Other Included Artifacts
visual_demo/
gpu05_auto_flux_universal_creativity_rank24_run000
gpu00_auto_flux_universal_creativity_rank24_run005
These are useful for qualitative figures because they move farther away from vanilla generations. They were trained on a smaller early prompt setup, so they are not the primary checkpoint for paper claims.
ablations/novelty_sde/
gpu02_k16_stoch_mid_token4_run002
gpu07_k16_refaway_strong_token4_run007
These support ablations for same-prompt stochastic candidate generation, mid-time noise injection, reference-away reward, and preference tokens.
ablations/multivalue/
gpu07_mv_softmin_token4_run007
This is the best preserved prototype for the multi-value HIPSTER/GDPO code path. It is useful as method evidence, but it is not the headline checkpoint.
Evaluation Files
eval_results/heldout_eval_run006_20260516_111727/: held-out 600-prompt comparison against vanilla, C3, CreativePrompt, and MinorityPrompt.

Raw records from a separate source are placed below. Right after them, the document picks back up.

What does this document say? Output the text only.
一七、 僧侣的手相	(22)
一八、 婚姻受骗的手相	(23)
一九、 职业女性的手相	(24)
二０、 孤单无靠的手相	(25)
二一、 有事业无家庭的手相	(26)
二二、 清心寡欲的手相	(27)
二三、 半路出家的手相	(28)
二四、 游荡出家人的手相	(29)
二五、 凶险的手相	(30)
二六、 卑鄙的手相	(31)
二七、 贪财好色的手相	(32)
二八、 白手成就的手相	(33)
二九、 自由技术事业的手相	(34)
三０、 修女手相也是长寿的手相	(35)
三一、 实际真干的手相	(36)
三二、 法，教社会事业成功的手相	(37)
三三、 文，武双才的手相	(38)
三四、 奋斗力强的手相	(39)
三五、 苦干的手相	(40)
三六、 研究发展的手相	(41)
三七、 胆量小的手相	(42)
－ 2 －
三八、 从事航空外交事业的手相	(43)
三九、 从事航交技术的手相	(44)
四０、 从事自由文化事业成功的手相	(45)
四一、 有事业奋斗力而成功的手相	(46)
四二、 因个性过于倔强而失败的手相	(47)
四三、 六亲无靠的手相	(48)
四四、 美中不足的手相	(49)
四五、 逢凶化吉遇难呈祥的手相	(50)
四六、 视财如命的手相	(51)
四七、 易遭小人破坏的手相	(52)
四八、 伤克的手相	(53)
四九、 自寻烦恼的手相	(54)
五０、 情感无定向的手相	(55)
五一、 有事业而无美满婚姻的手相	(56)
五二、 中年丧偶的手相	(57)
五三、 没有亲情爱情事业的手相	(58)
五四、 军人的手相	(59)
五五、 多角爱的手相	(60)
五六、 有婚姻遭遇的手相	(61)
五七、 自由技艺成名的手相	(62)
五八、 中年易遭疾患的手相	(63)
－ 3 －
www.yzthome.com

eval_results/visual_demo_flux_short_general_eval_run001/: vanilla-distance summaries for short general prompts.
eval_results/novelty_sde_50percat/: ablation evaluation summary.
eval_results/multivalue_12percat/: multi-value prototype evaluation summary.
Reproducibility Notes
Important training scripts are mirrored in reproducibility/, and the full code is on GitHub. The final LoRA folders are enough for inference, while summary.json, config.json, and evaluation CSVs are included to recover the training/evaluation setup.
The primary checkpoint uses a residual text-condition adapter. Loading only pytorch_lora_weights.safetensors is not equivalent to the reported checkpoint; text_adapter.pt must also be loaded by the HIPSTER code path.
Caveats
These artifacts are research checkpoints, not polished release models. Some variants optimize novelty strongly and can produce artifacts or prompt drift. For paper claims, prefer the held-out 600-prompt quantitative results plus curated qualitative grids from the primary checkpoint.